Historical Overview
Alfred W. Harris founded present-day Virginia State University in 1882. It was then known as Virginia Normal and Collegiate Institute and represented the nation's first fully state-assisted college or university for Blacks. State funding now provides less than one-half of the resources needed to maintain the University. Led by its 12th president, Eddie N. Moore, Jr., former State Treasurer for the Commonwealth, the University continues a pattern of healthy fiscal management and growth, with a 2006-2007 operating budget of over $116 million.
One of two land-grant institutions in the Commonwealth of Virginia, VSU is a comprehensive, four-year university of over 5,000 students from 37 states, the District of Columbia, and 23 foreign countries. VSU students can earn degrees in 46 undergraduate and graduate programs among five academic schools. Students live and learn on a 236-acre main campus and a 416-acre agricultural research farm. The main campus includes more than 50 buildings, including 15 dormitories and 16 classroom buildings.
The campus sits atop a rolling landscape overlooking the Appomattox River in the southern Chesterfield County village of Ettrick. It is accessible by Interstates 95 and 85, which intersect in adjacent Petersburg, as well as U.S. Routes 1, 301 and 460. The University is centrally located about two hours away from Washington, DC to the north, the North Carolina Triangle area to the south, the Blue Ridge Mountains to the west and the Atlantic Ocean to the east.

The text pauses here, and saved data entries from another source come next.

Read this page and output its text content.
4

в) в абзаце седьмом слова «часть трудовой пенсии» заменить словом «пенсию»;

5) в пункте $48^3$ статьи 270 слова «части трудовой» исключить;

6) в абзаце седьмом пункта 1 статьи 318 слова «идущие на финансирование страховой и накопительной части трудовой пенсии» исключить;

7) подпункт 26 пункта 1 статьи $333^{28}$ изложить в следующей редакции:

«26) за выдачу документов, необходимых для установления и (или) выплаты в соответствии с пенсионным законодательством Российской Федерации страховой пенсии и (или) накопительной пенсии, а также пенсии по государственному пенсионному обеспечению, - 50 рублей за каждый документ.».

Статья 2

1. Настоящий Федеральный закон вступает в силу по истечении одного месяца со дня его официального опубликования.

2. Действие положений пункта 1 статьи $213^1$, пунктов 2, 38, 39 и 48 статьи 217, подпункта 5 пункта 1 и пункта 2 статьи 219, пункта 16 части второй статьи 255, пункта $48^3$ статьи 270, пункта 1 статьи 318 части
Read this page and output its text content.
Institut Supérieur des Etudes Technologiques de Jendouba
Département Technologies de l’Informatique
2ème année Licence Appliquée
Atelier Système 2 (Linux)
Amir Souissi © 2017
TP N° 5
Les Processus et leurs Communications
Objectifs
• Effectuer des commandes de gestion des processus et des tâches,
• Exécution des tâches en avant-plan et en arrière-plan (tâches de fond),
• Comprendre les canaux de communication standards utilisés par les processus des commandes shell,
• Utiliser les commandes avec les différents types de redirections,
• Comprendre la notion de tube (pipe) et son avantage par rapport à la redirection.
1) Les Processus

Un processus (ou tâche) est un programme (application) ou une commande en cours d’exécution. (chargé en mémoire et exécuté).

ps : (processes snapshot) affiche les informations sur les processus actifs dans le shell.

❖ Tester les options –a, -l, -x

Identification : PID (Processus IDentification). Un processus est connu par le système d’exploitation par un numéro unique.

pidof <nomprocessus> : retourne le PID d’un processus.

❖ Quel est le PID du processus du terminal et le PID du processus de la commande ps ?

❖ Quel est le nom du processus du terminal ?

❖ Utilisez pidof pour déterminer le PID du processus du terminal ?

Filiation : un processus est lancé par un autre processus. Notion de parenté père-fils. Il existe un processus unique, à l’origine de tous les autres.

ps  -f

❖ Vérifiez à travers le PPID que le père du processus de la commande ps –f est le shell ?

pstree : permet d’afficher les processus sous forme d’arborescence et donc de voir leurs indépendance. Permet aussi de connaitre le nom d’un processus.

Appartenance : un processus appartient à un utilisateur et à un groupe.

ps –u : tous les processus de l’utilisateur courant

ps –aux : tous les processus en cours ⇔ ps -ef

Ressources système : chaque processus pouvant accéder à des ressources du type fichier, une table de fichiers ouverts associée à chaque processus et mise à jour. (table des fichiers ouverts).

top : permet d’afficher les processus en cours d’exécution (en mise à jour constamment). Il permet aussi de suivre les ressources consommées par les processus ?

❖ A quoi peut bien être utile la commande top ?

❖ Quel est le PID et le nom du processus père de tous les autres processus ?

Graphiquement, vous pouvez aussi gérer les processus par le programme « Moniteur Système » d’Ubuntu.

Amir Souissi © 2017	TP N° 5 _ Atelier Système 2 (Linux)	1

The mission of Virginia State University is to promote and sustain academic programs that integrate instruction, research, and extension/public service in a design most responsive to the needs and endeavors of individuals and groups within our scope of influence. Students are provided a wide variety of cultural experiences designed to promote knowledge, self-awareness and commitment to assuming productive roles in society.
Virginia State University is accredited by the Southern Association of Colleges and Schools (SACS), the National Council of Accreditation of Teacher Education (NCATE), the Virginia State Board of Education, and has been recommended for accreditation by the Association to Advance Collegiate Schools of Business (AACSB).